A spokesman for Florida’s secretary of state’s office, which is responsible for ensuring candidates are eligible to run, did not return phone calls or emails over two days this week.
Mariner on Tuesday night defeated Republican Greg Musselwhite, a former pipe-fitter and welding inspector who also lost the election in 2020 to incumbent Rep. Alcee Hastings, D-Fla., who died earlier this year. Over two months, Mariner’s campaign committee raised $22,553 and spent $18,310 ahead of the two-person primary, including only modest support from the Republican Party.
Musselwhite laughed Thursday when asked about Mariner's eligibility.
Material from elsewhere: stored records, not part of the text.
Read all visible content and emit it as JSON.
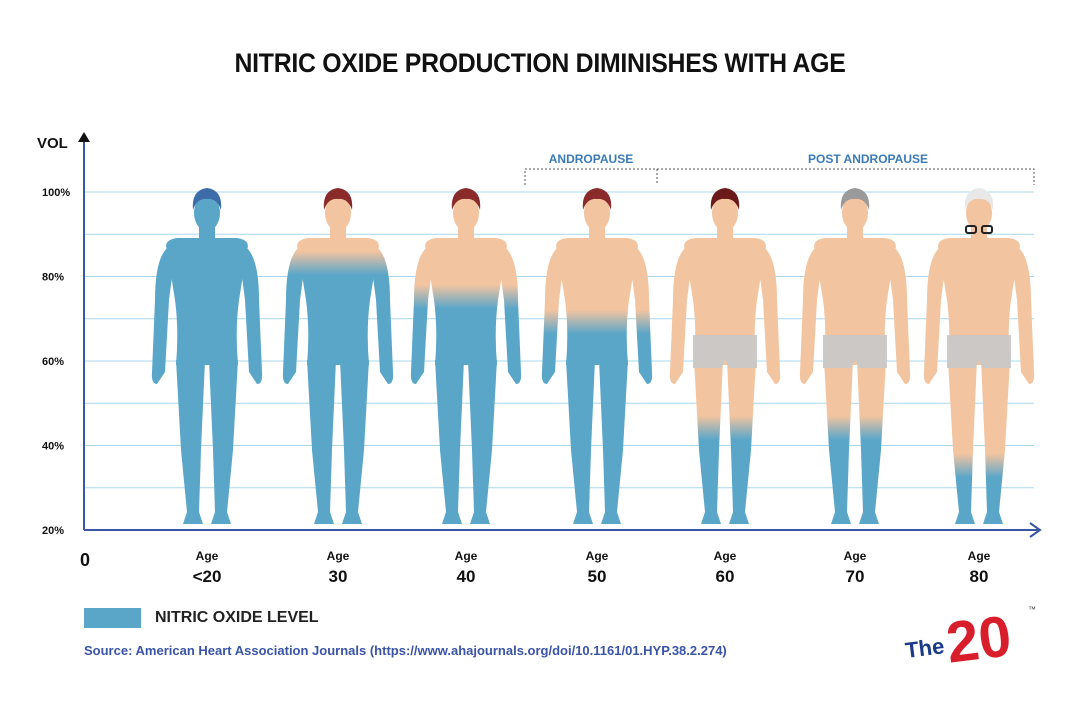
{
  "title": "NITRIC OXIDE PRODUCTION DIMINISHES WITH AGE",
  "chart_data": {
    "type": "bar",
    "ylabel": "VOL",
    "ylim": [
      20,
      100
    ],
    "y_ticks": [
      "100%",
      "80%",
      "60%",
      "40%",
      "20%"
    ],
    "origin_label": "0",
    "age_word": "Age",
    "categories": [
      "<20",
      "30",
      "40",
      "50",
      "60",
      "70",
      "80"
    ],
    "values": [
      100,
      82,
      74,
      68,
      43,
      43,
      34
    ],
    "bracket_labels": [
      "ANDROPAUSE",
      "POST ANDROPAUSE"
    ],
    "hair_colors": [
      "#3d6da8",
      "#8a2a2a",
      "#8a2a2a",
      "#8a2a2a",
      "#6b1a1a",
      "#9a9a9a",
      "#e8e8e8"
    ]
  },
  "legend": {
    "label": "NITRIC OXIDE LEVEL",
    "color": "#5aa6c9"
  },
  "source": "Source: American Heart Association Journals (https://www.ahajournals.org/doi/10.1161/01.HYP.38.2.274)",
  "logo": {
    "the": "The",
    "number": "20",
    "tm": "™"
  },
  "colors": {
    "level": "#5aa6c9",
    "skin": "#f2c4a0",
    "axis": "#3a54a6",
    "grid": "#a9d8ee",
    "underwear": "#c8c8c8"
  }
}
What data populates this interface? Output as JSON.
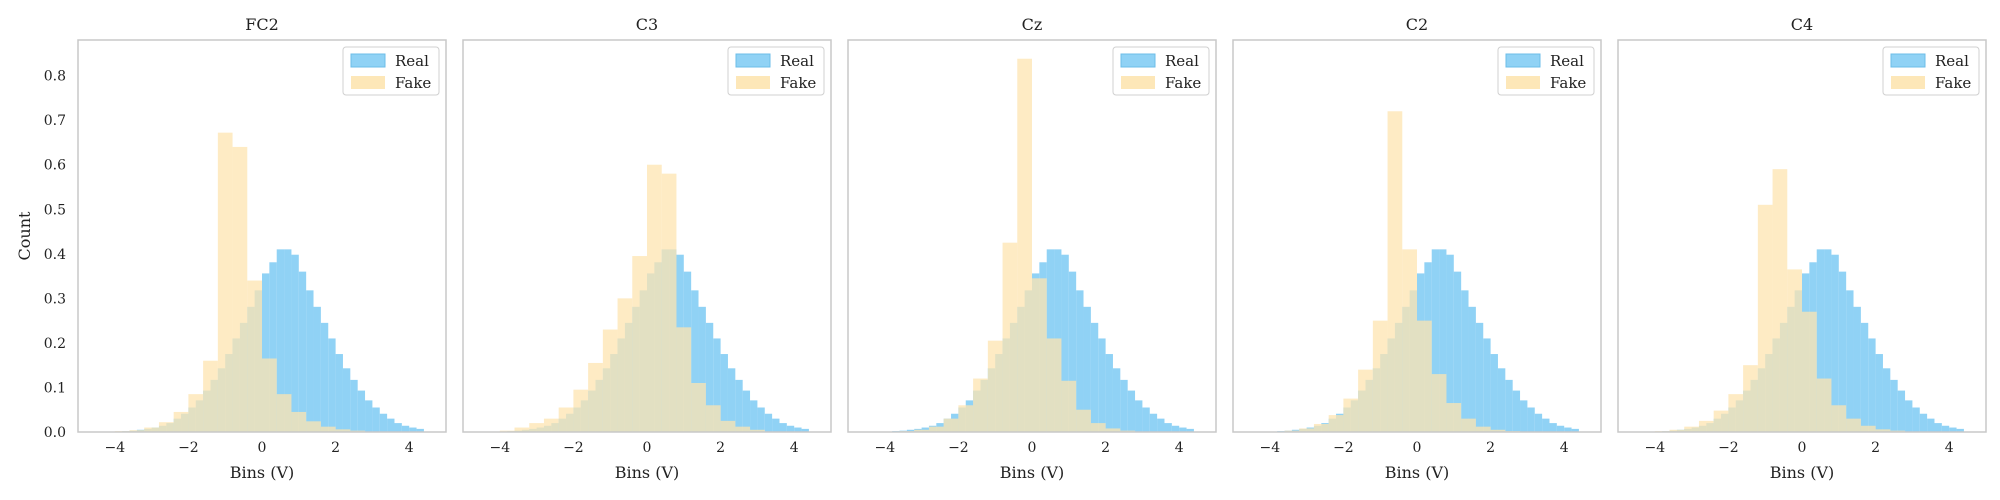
{
  "colors": {
    "real": "#7dcaf3",
    "real_edge": "#6cbde8",
    "fake": "#fde4b0",
    "frame": "#c8c8c8"
  },
  "chart_data": [
    {
      "type": "bar",
      "title": "FC2",
      "xlabel": "Bins (V)",
      "ylabel": "Count",
      "xlim": [
        -5,
        5
      ],
      "ylim": [
        0,
        0.88
      ],
      "xticks": [
        -4,
        -2,
        0,
        2,
        4
      ],
      "yticks": [
        0.0,
        0.1,
        0.2,
        0.3,
        0.4,
        0.5,
        0.6,
        0.7,
        0.8
      ],
      "grid": false,
      "legend": "top-right",
      "series": [
        {
          "name": "Real",
          "bin_start": -4,
          "bin_width": 0.2,
          "values": [
            0.001,
            0.002,
            0.003,
            0.005,
            0.007,
            0.01,
            0.014,
            0.02,
            0.03,
            0.041,
            0.055,
            0.071,
            0.093,
            0.117,
            0.143,
            0.175,
            0.21,
            0.245,
            0.281,
            0.318,
            0.356,
            0.381,
            0.41,
            0.41,
            0.398,
            0.36,
            0.318,
            0.281,
            0.245,
            0.21,
            0.175,
            0.143,
            0.117,
            0.093,
            0.071,
            0.055,
            0.041,
            0.03,
            0.02,
            0.014,
            0.01,
            0.007
          ]
        },
        {
          "name": "Fake",
          "bin_start": -4,
          "bin_width": 0.4,
          "values": [
            0.002,
            0.004,
            0.01,
            0.022,
            0.045,
            0.085,
            0.16,
            0.672,
            0.64,
            0.34,
            0.165,
            0.085,
            0.045,
            0.024,
            0.012,
            0.006,
            0.003,
            0.001
          ]
        }
      ]
    },
    {
      "type": "bar",
      "title": "C3",
      "xlabel": "Bins (V)",
      "xlim": [
        -5,
        5
      ],
      "ylim": [
        0,
        0.88
      ],
      "xticks": [
        -4,
        -2,
        0,
        2,
        4
      ],
      "grid": false,
      "legend": "top-right",
      "series": [
        {
          "name": "Real",
          "bin_start": -4,
          "bin_width": 0.2,
          "values": [
            0.001,
            0.002,
            0.003,
            0.005,
            0.007,
            0.01,
            0.014,
            0.02,
            0.03,
            0.041,
            0.055,
            0.071,
            0.093,
            0.117,
            0.143,
            0.175,
            0.21,
            0.245,
            0.281,
            0.318,
            0.356,
            0.381,
            0.41,
            0.41,
            0.398,
            0.36,
            0.318,
            0.281,
            0.245,
            0.21,
            0.175,
            0.143,
            0.117,
            0.093,
            0.071,
            0.055,
            0.041,
            0.03,
            0.02,
            0.014,
            0.01,
            0.007
          ]
        },
        {
          "name": "Fake",
          "bin_start": -4,
          "bin_width": 0.4,
          "values": [
            0.003,
            0.01,
            0.02,
            0.03,
            0.055,
            0.095,
            0.155,
            0.23,
            0.3,
            0.395,
            0.6,
            0.58,
            0.235,
            0.11,
            0.06,
            0.025,
            0.012,
            0.005
          ]
        }
      ]
    },
    {
      "type": "bar",
      "title": "Cz",
      "xlabel": "Bins (V)",
      "xlim": [
        -5,
        5
      ],
      "ylim": [
        0,
        0.88
      ],
      "xticks": [
        -4,
        -2,
        0,
        2,
        4
      ],
      "grid": false,
      "legend": "top-right",
      "series": [
        {
          "name": "Real",
          "bin_start": -4,
          "bin_width": 0.2,
          "values": [
            0.001,
            0.002,
            0.003,
            0.005,
            0.007,
            0.01,
            0.014,
            0.02,
            0.03,
            0.041,
            0.055,
            0.071,
            0.093,
            0.117,
            0.143,
            0.175,
            0.21,
            0.245,
            0.281,
            0.318,
            0.356,
            0.381,
            0.41,
            0.41,
            0.398,
            0.36,
            0.318,
            0.281,
            0.245,
            0.21,
            0.175,
            0.143,
            0.117,
            0.093,
            0.071,
            0.055,
            0.041,
            0.03,
            0.02,
            0.014,
            0.01,
            0.007
          ]
        },
        {
          "name": "Fake",
          "bin_start": -4,
          "bin_width": 0.4,
          "values": [
            0.001,
            0.002,
            0.005,
            0.012,
            0.03,
            0.06,
            0.12,
            0.205,
            0.425,
            0.838,
            0.345,
            0.21,
            0.115,
            0.05,
            0.02,
            0.008,
            0.003,
            0.001
          ]
        }
      ]
    },
    {
      "type": "bar",
      "title": "C2",
      "xlabel": "Bins (V)",
      "xlim": [
        -5,
        5
      ],
      "ylim": [
        0,
        0.88
      ],
      "xticks": [
        -4,
        -2,
        0,
        2,
        4
      ],
      "grid": false,
      "legend": "top-right",
      "series": [
        {
          "name": "Real",
          "bin_start": -4,
          "bin_width": 0.2,
          "values": [
            0.001,
            0.002,
            0.003,
            0.005,
            0.007,
            0.01,
            0.014,
            0.02,
            0.03,
            0.041,
            0.055,
            0.071,
            0.093,
            0.117,
            0.143,
            0.175,
            0.21,
            0.245,
            0.281,
            0.318,
            0.356,
            0.381,
            0.41,
            0.41,
            0.398,
            0.36,
            0.318,
            0.281,
            0.245,
            0.21,
            0.175,
            0.143,
            0.117,
            0.093,
            0.071,
            0.055,
            0.041,
            0.03,
            0.02,
            0.014,
            0.01,
            0.007
          ]
        },
        {
          "name": "Fake",
          "bin_start": -4,
          "bin_width": 0.4,
          "values": [
            0.001,
            0.003,
            0.008,
            0.018,
            0.038,
            0.075,
            0.14,
            0.25,
            0.72,
            0.41,
            0.25,
            0.13,
            0.065,
            0.03,
            0.012,
            0.005,
            0.002,
            0.001
          ]
        }
      ]
    },
    {
      "type": "bar",
      "title": "C4",
      "xlabel": "Bins (V)",
      "xlim": [
        -5,
        5
      ],
      "ylim": [
        0,
        0.88
      ],
      "xticks": [
        -4,
        -2,
        0,
        2,
        4
      ],
      "grid": false,
      "legend": "top-right",
      "series": [
        {
          "name": "Real",
          "bin_start": -4,
          "bin_width": 0.2,
          "values": [
            0.001,
            0.002,
            0.003,
            0.005,
            0.007,
            0.01,
            0.014,
            0.02,
            0.03,
            0.041,
            0.055,
            0.071,
            0.093,
            0.117,
            0.143,
            0.175,
            0.21,
            0.245,
            0.281,
            0.318,
            0.356,
            0.381,
            0.41,
            0.41,
            0.398,
            0.36,
            0.318,
            0.281,
            0.245,
            0.21,
            0.175,
            0.143,
            0.117,
            0.093,
            0.071,
            0.055,
            0.041,
            0.03,
            0.02,
            0.014,
            0.01,
            0.007
          ]
        },
        {
          "name": "Fake",
          "bin_start": -4,
          "bin_width": 0.4,
          "values": [
            0.002,
            0.005,
            0.012,
            0.025,
            0.048,
            0.085,
            0.15,
            0.51,
            0.59,
            0.365,
            0.27,
            0.12,
            0.06,
            0.03,
            0.014,
            0.006,
            0.003,
            0.001
          ]
        }
      ]
    }
  ]
}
He said he was unsure whether he will contest the outcome. He said he trusted Florida's officials to confirm his opponent was qualified to run for office.
“I guess I trusted the system a little too much,” he said. He later added: “Best case, they call another special election. Worst case, there will be no Republican on the ballot.”
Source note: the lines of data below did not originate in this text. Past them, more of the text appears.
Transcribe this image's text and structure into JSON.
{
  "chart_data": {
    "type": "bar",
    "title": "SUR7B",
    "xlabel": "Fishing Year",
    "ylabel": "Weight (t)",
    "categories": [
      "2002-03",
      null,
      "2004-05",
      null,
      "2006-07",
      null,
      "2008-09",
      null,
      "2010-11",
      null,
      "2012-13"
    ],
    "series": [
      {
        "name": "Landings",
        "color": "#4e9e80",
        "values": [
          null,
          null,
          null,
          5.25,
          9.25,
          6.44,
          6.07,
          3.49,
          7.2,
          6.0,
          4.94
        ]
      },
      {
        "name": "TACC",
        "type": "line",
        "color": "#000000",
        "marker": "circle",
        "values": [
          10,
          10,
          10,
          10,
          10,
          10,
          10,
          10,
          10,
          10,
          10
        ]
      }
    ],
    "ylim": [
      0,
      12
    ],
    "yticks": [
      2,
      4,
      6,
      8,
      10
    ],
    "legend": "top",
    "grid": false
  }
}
On the Democrats’ side, election officials were recounting ballots Thursday after Dale V.C. Holness led Sheila Cherfilus-McCormick by only 12 votes, or two-tenths of a percentage point, out of more than 49,000 votes cast.
The deputy director of the Florida Rights Restoration Coalition, Neil Volz, which supported passage of the constitutional amendment and pushed for the new clemency reforms earlier this year, acknowledged that ex-felons under the new rules must submit to a process before they can legally hold political office.
“The nightmare scenario is, someone is eligible but the government bureaucracy is holding hostage the ability for them to move forward with their lives,” said Volz, who had been monitoring Mariner’s political campaign because of his criminal past.
It wasn’t clear why no one raised questions about Mariner’s eligibility as a candidate until after he won the primary. The supervisor of elections for Palm Beach County, where Mariner first registered to vote in March 2020, said the state Division of Elections in Tallahassee – under the secretary of state – was supposed to determine whether federal candidates are eligible.
The South Florida Sun Sentinel newspaper in Fort Lauderdale endorsed Mariner in the Republican primary and noted that he had regained his right to vote through the constitutional amendment, but its endorsement did not specify whether it had confirmed that Mariner could hold office if elected.
Mariner is the manager of Adskinz LLC, a small advertising firm in West Palm Beach he started in 2017 and pays drivers to affix logos and slogans to their vehicles on behalf of paying advertisers. The U.S. government in April forgave a $24,700 loan it provided to Adskinz under a program to help small businesses during the pandemic.
In his email Thursday, Mariner described himself as “a father, businessman, someone who has turned their life around, and now as a U.S. congressional primary race winner,” and said he understands those who try to overcome past struggles.
Police in Delray Beach said they watched Mariner buy crack cocaine at a home in April 2012, and he tried to swallow it when an officer pulled over his car for speeding moments later, according to court records. He pleaded guilty and was sentenced to 14 months in prison and fined $2,792.
In December 2011, Delray Beach police said Mariner stole a Greyhound Bus sign they found in his apartment and accused him of stealing four brass urns from a cemetery and selling them for $30 worth of scrap metal.
In May 2014, police in Riviera Beach said Mariner spit at and tried to punch another driver, and damaged the other driver’s pickup, during a road rage incident in front of a Dunkin' Donuts.
Mariner also has a history of traffic violations, including tickets accusing him of speeding 93 mph on I-95 last year and careless driving earlier this year. His license was suspended during the summer until August, just before he began campaigning for Congress.